Dossier du Courrier.Ismaël Khelifa : "L'éducation est essentielle pour que ça change"

crédit photo : Rebekka Deubner

Dans un récent ouvrage, le journaliste, réalisateur et aventurier a recueilli la parole d’hommes hétérosexuels, afin d’interroger les remous autour de la masculinité.

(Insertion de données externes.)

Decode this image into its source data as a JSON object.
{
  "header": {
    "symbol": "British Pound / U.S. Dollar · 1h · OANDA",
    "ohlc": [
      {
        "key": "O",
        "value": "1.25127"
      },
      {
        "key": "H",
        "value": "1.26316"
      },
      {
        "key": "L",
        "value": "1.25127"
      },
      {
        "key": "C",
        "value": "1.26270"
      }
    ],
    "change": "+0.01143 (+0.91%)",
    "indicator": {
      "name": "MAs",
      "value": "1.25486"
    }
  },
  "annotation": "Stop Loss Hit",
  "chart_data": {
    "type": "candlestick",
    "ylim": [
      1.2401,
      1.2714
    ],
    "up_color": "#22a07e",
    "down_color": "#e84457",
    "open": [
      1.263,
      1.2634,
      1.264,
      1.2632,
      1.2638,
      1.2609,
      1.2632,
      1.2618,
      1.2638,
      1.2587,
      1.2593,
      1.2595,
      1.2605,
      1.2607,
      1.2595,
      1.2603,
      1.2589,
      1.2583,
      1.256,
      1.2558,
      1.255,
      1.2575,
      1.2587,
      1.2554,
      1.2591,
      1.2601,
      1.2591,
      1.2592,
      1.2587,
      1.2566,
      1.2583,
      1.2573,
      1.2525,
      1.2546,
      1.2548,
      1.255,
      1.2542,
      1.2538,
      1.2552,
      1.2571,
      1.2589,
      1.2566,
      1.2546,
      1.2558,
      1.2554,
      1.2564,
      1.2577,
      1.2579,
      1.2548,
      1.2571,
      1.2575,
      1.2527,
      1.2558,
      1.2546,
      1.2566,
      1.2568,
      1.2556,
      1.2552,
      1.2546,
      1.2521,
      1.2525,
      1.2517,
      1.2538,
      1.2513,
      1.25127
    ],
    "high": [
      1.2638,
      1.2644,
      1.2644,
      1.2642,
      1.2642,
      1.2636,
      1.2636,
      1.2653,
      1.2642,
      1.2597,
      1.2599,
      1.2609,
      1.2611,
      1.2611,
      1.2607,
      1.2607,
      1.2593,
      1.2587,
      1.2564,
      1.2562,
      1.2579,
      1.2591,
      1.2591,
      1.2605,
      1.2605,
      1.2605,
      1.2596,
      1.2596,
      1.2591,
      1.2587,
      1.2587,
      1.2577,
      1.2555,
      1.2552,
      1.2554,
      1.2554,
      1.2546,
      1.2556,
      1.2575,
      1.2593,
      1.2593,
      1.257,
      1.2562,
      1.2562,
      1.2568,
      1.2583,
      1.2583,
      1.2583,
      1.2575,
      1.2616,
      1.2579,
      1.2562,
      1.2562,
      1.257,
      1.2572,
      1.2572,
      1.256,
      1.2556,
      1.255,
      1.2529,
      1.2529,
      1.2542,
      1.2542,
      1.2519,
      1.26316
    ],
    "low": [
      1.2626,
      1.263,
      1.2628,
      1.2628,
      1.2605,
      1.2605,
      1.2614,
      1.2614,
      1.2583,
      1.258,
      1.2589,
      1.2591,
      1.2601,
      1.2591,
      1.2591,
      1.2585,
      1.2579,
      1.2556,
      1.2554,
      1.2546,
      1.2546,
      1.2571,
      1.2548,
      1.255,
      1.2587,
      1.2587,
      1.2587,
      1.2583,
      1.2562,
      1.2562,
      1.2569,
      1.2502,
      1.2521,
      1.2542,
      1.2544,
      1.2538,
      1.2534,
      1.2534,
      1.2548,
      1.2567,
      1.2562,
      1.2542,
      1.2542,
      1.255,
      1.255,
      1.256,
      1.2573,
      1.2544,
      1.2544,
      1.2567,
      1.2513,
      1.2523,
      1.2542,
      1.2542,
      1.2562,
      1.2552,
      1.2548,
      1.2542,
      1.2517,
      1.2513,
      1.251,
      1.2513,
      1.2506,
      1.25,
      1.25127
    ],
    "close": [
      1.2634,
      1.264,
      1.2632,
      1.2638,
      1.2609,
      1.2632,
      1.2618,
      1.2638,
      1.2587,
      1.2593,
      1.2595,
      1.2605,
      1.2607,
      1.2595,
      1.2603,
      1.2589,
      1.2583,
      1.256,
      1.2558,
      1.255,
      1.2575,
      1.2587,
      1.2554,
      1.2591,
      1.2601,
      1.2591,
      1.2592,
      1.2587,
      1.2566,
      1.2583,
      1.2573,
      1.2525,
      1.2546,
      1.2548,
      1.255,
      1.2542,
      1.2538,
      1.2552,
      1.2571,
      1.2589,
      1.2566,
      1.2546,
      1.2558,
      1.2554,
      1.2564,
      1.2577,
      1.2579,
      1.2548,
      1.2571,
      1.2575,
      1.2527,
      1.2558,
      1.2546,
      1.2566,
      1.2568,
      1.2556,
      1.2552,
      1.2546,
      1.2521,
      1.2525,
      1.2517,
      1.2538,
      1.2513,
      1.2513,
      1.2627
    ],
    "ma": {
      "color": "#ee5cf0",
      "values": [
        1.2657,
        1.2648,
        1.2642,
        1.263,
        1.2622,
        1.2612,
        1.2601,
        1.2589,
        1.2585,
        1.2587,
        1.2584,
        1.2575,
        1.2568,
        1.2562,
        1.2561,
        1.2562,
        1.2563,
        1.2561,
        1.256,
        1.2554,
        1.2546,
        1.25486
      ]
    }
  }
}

Selon vous, les hommes ont-ils changé ?

J’ai passé beaucoup de temps avec des aventuriers qui sont l’archétype de l’homme du passé. Cette représentation caricaturale de la virilité repose sur une organisation sociale du pouvoir devenue obsolète, qui tourne uniquement autour des hommes, les femmes étant condamnées à une fonction subalterne. Certains pensent d’ailleurs qu’on a inventé l’instinct maternel pour glorifier leur rôle. Autrefois, les responsabilités étaient clairement définies, y compris par la loi. C’est fini. Aujourd’hui, les hommes ne sont plus obligés de se conformer à une virilité archaïque. Nos générations d’hommes occidentaux vivent des évolutions profondes, avec les femmes, au travail, etc. Je le constate autour de moi : copains, collègues, tous s’interrogent. Il y a une vraie remise en question.

Comment envisagez-vous ces changements ?

A partir du moment où les femmes peuvent s’assumer en toute liberté et être l’égal des hommes, je ne vois pas en quoi le changement serait une régression pour eux. Au final, ils y gagneront aussi. Comme les femmes, ils souffrent d’être enfermés dans un rôle, ­le leur étant fondé sur la performance. La pression pourra enfin baisser.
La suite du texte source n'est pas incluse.